Another fast-food strike came and went Thursday, led by groups such as the Service Employees International Union, Fast Food Forward and Fight For 15, all for the goal of more than doubling the federal minimum wage from $7.25 an hour to a whopping $15 an hour.
It’s astonishing to witness such an economically destructive movement at a time of persistent joblessness. The statewide rate remains the highest in the nation, at 9.3 percent. In the Las Vegas area, it’s 9.4 percent. Worse still, the statewide jobless rate for those ages 16-24 stood at 17 percent at the end of October. Nationally, the 16-24 unemployment rate has hovered around 16 percent.
That 16-24 segment constitutes much of the fast-food workforce. The reason? These are entry-level, low-skill jobs. These jobs were never supposed to provide a so-called “living wage.” As reported by Reason.com’s Nick Gillespie, less than 3 percent of all workers take home $7.25 or less an hour, and half of those who do are 24 years old or younger.
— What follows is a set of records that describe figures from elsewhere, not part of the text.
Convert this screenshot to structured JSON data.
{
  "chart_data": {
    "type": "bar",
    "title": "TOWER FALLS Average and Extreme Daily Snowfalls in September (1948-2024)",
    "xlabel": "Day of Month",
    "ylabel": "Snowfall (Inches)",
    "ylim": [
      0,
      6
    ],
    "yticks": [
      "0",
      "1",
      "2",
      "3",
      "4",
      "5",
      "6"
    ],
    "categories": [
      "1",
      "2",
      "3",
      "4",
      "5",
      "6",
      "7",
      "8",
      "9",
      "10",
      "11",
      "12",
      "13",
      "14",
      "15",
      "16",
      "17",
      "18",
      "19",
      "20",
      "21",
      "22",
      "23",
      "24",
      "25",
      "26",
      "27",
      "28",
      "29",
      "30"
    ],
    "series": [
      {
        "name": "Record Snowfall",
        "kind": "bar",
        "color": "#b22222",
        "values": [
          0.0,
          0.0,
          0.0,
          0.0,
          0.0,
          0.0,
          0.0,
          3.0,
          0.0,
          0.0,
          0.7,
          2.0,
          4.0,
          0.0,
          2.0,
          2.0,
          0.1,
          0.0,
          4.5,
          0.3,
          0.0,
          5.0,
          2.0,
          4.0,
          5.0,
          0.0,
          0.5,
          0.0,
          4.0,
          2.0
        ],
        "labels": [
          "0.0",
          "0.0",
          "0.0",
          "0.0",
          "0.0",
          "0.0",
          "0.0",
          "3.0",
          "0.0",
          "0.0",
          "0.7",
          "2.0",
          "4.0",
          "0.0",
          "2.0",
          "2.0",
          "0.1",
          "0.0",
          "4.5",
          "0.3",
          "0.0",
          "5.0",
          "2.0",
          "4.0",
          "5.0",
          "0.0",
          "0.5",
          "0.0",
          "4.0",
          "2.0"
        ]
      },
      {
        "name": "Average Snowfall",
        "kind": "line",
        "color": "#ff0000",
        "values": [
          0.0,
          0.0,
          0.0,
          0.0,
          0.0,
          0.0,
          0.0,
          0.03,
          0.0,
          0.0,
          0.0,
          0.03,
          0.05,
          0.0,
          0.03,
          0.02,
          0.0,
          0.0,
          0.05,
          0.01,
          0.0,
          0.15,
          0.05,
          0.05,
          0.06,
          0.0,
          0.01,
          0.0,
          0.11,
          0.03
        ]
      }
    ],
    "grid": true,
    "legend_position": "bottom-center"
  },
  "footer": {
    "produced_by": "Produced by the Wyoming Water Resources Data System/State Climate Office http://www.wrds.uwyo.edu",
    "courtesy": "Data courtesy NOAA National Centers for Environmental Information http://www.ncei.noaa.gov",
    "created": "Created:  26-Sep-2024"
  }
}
Furthermore, in Mr. Gillespie’s report at The Daily Beast website, he notes that 77 percent of minimum wage earners belong to households that are above the poverty line — showing they are the second or even the third earner in those households.
Labor is a commodity, and as such it is subject to the pressures of supply and demand. Right now, as the unemployment, underemployment and labor force participation rates clearly show, there is an oversupply of workers.
Proponents of a massive minimum wage increase believe it will raise living standards. But that vision doesn’t take into account that in most cases, these workers don’t have the skills to justify a $15-an-hour wage. For fast food, in particular, employers will have a new incentive to automate and eliminate jobs. Making $0 per hour is surely not a “living wage.”
“If you’re reading this on the job, take a look around and ask yourself if your workplace could soak up twice its labor costs without seriously trimming the number of employees,” Mr. Gillespie wrote. “While you’re at it, ask yourself if you’re worth twice your current salary.”
The idea that every job should support a middle-class living flies in the face of economic reality. And that reality will get much harsher here and nationwide if a significant minimum wage hike ever gains approval.